The main contributing substance is arsenic (in ionic form), emitted to surface and groundwater, from coal extraction and treatment of hard coal ash at landfill. The next highest average is photovoltaic, poly-Si roof-mounted, with 14 CTUh/TWh, due to relatively high copper inputs, inducing arsenic ion emissions from the treatment of copper slag in landfills. The rest of technologies also emit small amounts of arsenic ion to water through the production of cast iron, ferronickel, and steel alloys.

This is talking about landfills, but also think about mining. The mining tailings of rare earths in China for example are severely polluting the environment, causing problems many generations down the line. Or, speaking about mining, how ‘sustainable’ is it that we have slavery, human traficking and child labour in many parts of the world, for example in mining our cobalt?

But yes, eventually all solar panels and wind turbines are only partly recycled and a lot ends up in a landfill. A recent research pointed out that we’ll have up to 160 kiloton of lead, tellurium and cadmium coming from PV panels in the environment by 2050. Possibly somewhere in the third world, so we in the West don’t really have to think about it too much, again. Mind you, this stuff will be toxic forever.

Contrast this with nuclear waste, which isn’t actually waste. Last year WePlanet published the report What a waste where the point was hammered in that spent nuclear fuel actually contains up to 96% of the energy, which we just discard. What a waste indeed! Fast breeders can make good use of that ‘waste’, powering some countries having these stockpiles for centuries. Imagine that, no more mining, complete energy independence, leaving no waste.

No waste at all? Well, some waste is left, the so called short lived isotopes.

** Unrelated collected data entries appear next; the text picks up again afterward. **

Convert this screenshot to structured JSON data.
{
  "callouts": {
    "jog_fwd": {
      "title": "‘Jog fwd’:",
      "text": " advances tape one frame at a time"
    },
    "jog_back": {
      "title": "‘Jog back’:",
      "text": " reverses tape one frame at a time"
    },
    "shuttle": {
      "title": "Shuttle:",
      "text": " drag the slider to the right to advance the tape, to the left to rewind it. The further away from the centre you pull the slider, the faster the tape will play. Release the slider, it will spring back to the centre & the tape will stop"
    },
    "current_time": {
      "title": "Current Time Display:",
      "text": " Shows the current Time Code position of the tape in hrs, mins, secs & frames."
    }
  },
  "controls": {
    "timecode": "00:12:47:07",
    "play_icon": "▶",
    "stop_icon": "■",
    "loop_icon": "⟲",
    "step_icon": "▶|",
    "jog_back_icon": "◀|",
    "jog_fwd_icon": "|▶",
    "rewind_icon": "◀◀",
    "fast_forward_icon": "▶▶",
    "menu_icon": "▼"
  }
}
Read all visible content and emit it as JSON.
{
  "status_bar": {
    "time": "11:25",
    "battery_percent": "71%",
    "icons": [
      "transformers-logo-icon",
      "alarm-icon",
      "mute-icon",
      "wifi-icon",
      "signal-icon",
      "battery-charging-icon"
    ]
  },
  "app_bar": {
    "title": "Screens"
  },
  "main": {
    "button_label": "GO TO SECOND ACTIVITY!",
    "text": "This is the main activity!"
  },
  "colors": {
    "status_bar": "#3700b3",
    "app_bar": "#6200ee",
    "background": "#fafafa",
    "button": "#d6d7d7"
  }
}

This group of radioactive elements has short half-lives and are what makes spent nuclear fuel dangerous as it means they’re highly radioactive. However, the longest half lives of the bunch, caesium-137 and strontium-90, is about 30 years. After ten half-lives their radioactivity has dropped to background levels. So that’s 300 years. Can we store something safely for 300 years? Sure!

With the development of molten salt reactors, we actually get into the territory of completely recycling even these short-lived isotopes, see for example this paper from last year. If we reach that level, we can reuse pretty much any isotope for medical, industrial or even household appliant use (like smoke detectors). There would virtually be no waste left at the end. Finland is about to officially open the first deep geological repository in the world. It might be the only one we’ll ever really need.

So yes, nuclear energy is, at every stage of its lifecycle, the most sustainable energy form we have for the foreseeable future. We better start (re)appropriating this to our cause.